O filme “Os Piratas do Rock” mostra as origens das rádios piratas. E lembra como o rock´n roll foi subversivo. Hoje, virou mercadoria, mas ainda há muitos fazendo música contra as injustiças.
O ano é de 1966. O rock era considerado música perigosa. Afinal, o verbo rock, em inglês, quer dizer balançar. Rock and roll é algo como balançar e girar. Ou melhor, rebolar mesmo. É exatamente esse o movimento que quem dança rock faz. E como sabemos, movimentos com os quadris lembram o ato sexual. E sexo mais música é igual a prazer, não a reprodução da espécie. Um crime para os conservadores. Principalmente quando os maiores fãs da nova música eram jovens.
Por isso o rock foi tratado como algo extremamente subversivo quando nasceu. O novo ritmo só tocava duas horas por dia na maior rádio da Inglaterra, a BBC. Diante dessa censura não declarada, rádios que só tocavam rock começaram a surgir. A perseguição do governo britânico as jogou na ilegalidade. Para escapar à repressão, uma delas se instalou num barco. Como os piratas, ela atacava em alto mar. Longe das leis. Era a Rádio Rock.
Baseado em fatos reais, o filme de Richard Curtis conta a história dessa experiência. A produção passou despercebida por aqui, mas está nas locadoras. O elenco é ótimo: Philip Seymour Hoffman, Kenneth Branagh, Bill Nighy, January Jones, Gemma Arterton, Emma Thompson, Kenneth Branagh, Nick Frost. A história é boa e a trilha, melhor ainda. A caracterização da época também é interessante. Metade da Inglaterra, principalmente jovens e mulheres, ouvia as rádios piratas. Muitas vezes, a audição era feita escondida dos pais, maridos e patrões.
A produção surpreende ao retratar uma sociedade tão conservadora menos de 50 anos atrás. Como mostra o filme, a pílula já era bastante popular. Para o ódio da cúpula católica e conservadores em geral, libertava as mulheres de sua função reprodutiva. Dava a elas o direito de fazer sexo por prazer. O rock era só mais um elemento dessa liberdade. O problema é que o novo ritmo berrava isso aos quatro ventos nos sete mares.

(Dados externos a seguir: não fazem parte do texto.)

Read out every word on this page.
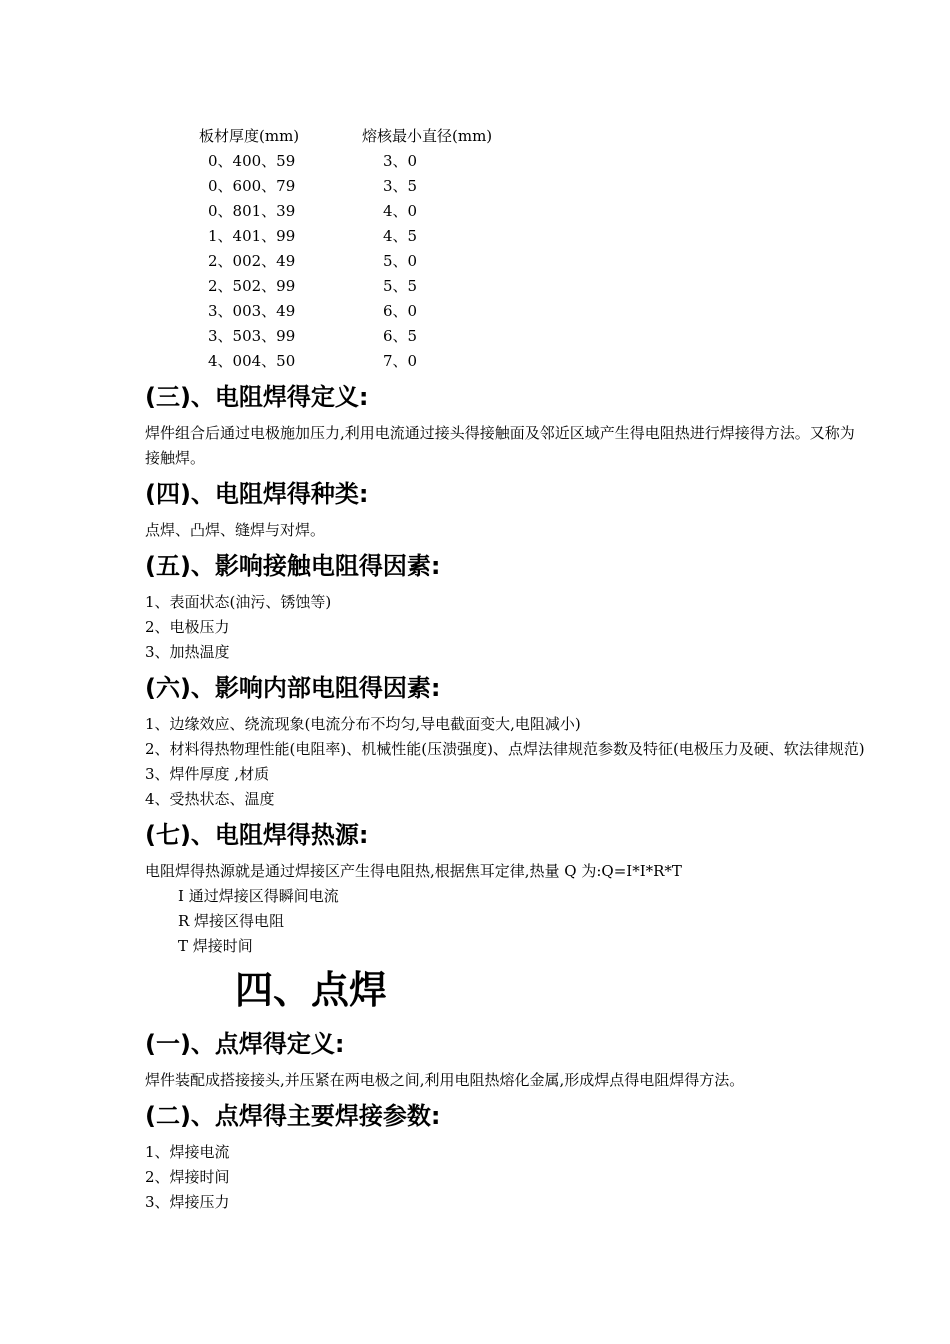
板材厚度(mm)	熔核最小直径(mm)
0、400、59	3、0
0、600、79	3、5
0、801、39	4、0
1、401、99	4、5
2、002、49	5、0
2、502、99	5、5
3、003、49	6、0
3、503、99	6、5
4、004、50	7、0
(三)、电阻焊得定义:

焊件组合后通过电极施加压力,利用电流通过接头得接触面及邻近区域产生得电阻热进行焊接得方法。又称为接触焊。

(四)、电阻焊得种类:

点焊、凸焊、缝焊与对焊。

(五)、影响接触电阻得因素:

1、表面状态(油污、锈蚀等)

2、电极压力

3、加热温度

(六)、影响内部电阻得因素:

1、边缘效应、绕流现象(电流分布不均匀,导电截面变大,电阻减小)

2、材料得热物理性能(电阻率)、机械性能(压溃强度)、点焊法律规范参数及特征(电极压力及硬、软法律规范)

3、焊件厚度 ,材质

4、受热状态、温度

(七)、电阻焊得热源:

电阻焊得热源就是通过焊接区产生得电阻热,根据焦耳定律,热量 Q 为:Q=I*I*R*T

I 通过焊接区得瞬间电流

R 焊接区得电阻

T 焊接时间

四、点焊
(一)、点焊得定义:

焊件装配成搭接接头,并压紧在两电极之间,利用电阻热熔化金属,形成焊点得电阻焊得方法。

(二)、点焊得主要焊接参数:

1、焊接电流

2、焊接时间

3、焊接压力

Kenneth Branagh faz um ministro encarregado de acabar com as rádios piratas. Para isso, procura brechas na lei. Tenta usar força bruta. Mas, o que o personagem de Branagh não sabe é que a melhor maneira de acabar com alguns tipos de subversão anti-capitalista é torná-los objetos de consumo. Vivemos numa sociedade que gira em torno da mercadoria. Em que a maioria das coisas deixa de ter valor-de-uso para tornar-se valor-de-troca. Valor-de-uso tem a ver com qualidades. Valor-de-troca, com quantidade.

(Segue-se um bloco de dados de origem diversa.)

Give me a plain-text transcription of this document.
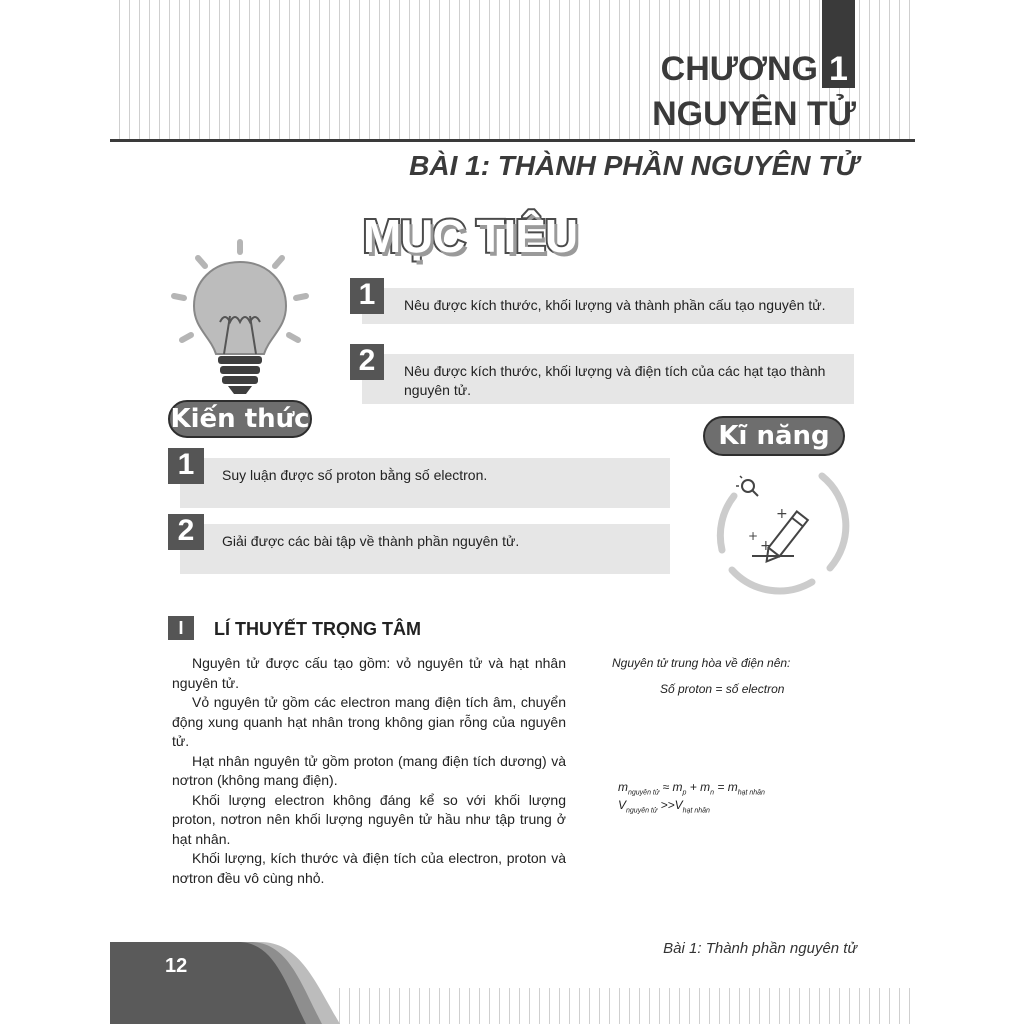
CHƯƠNG 1
NGUYÊN TỬ
BÀI 1: THÀNH PHẦN NGUYÊN TỬ
MỤC TIÊU
Kiến thức
1	Nêu được kích thước, khối lượng và thành phần cấu tạo nguyên tử.
2	Nêu được kích thước, khối lượng và điện tích của các hạt tạo thành nguyên tử.
Kĩ năng
+
+
+
1	Suy luận được số proton bằng số electron.
2	Giải được các bài tập về thành phần nguyên tử.
I	LÍ THUYẾT TRỌNG TÂM

Nguyên tử được cấu tạo gồm: vỏ nguyên tử và hạt nhân nguyên tử.

Vỏ nguyên tử gồm các electron mang điện tích âm, chuyển động xung quanh hạt nhân trong không gian rỗng của nguyên tử.

Hạt nhân nguyên tử gồm proton (mang điện tích dương) và nơtron (không mang điện).

Khối lượng electron không đáng kể so với khối lượng proton, nơtron nên khối lượng nguyên tử hầu như tập trung ở hạt nhân.

Khối lượng, kích thước và điện tích của electron, proton và nơtron đều vô cùng nhỏ.

Nguyên tử trung hòa về điện nên:
Số proton = số electron
$m_{nguyên tử} \approx m_p + m_n = m_{hạt nhân}$
$V_{nguyên tử} >>V_{hạt nhân}$
12
Bài 1: Thành phần nguyên tử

Manifestações culturais, como o rock, começam a perder suas qualidades subversivas ao se tornarem moda. Ao servirem para ajudar a fazer girar o mercado capitalista do entretenimento. Ao deixar sua dimensão qualitativa ser dominada pela lógica quantitativa. O que era criatividade desafiadora fica estéril e conformista. O mesmo vale para muitas outras coisas.
Che Guevara virou garoto-propaganda há muito tempo. A arte dos primeiros anos da Revolução Russa pode ser achada em comerciais de automóvel. Muita gente acha que Cuba já teria sido derrotada pelos Estados Unidos, se o boicote econômico fosse trocado pela venda de jeans e computadores para a Ilha de Fidel. A fé já tinha sua tabela de preços fixada nas igrejas muito antes dos neopentecostais existirem. E o sexo, tão temido nos anos 1960, hoje movimenta uma indústria de bilhões de dólares no mundo todo. Um ramo econômico que aprisionou em forma de mercadoria o corpo feminino que a pílula havia libertado.
No entanto, como diz o personagem Count (Philip Seymour Hoffman), enquanto houver gente fazendo música, político nenhum vai impedir. Sempre haverá a possibilidade de continuar fabricando subversão. E o próprio rock prova isso. Não são poucas as bandas surgidas para desafiar o capitalismo nos últimos 40 anos. Do “The Clash” ao “Rage Against Machine”. Da luta contra o racismo e o fascismo ao movimento contra a invasão do Iraque. É possível continuar fazendo música contra a injustiça social, a opressão e a exploração.
O grande problema do capitalismo é que ele não pode abrir mão totalmente dos seres humanos porque depende da exploração de sua força de trabalho. E a espécie humana tem a eterna mania de desobedecer leis naturais e sociais. Para o bem e para o mal. E quando se trata de rock contra o capitalismo, é para o bem!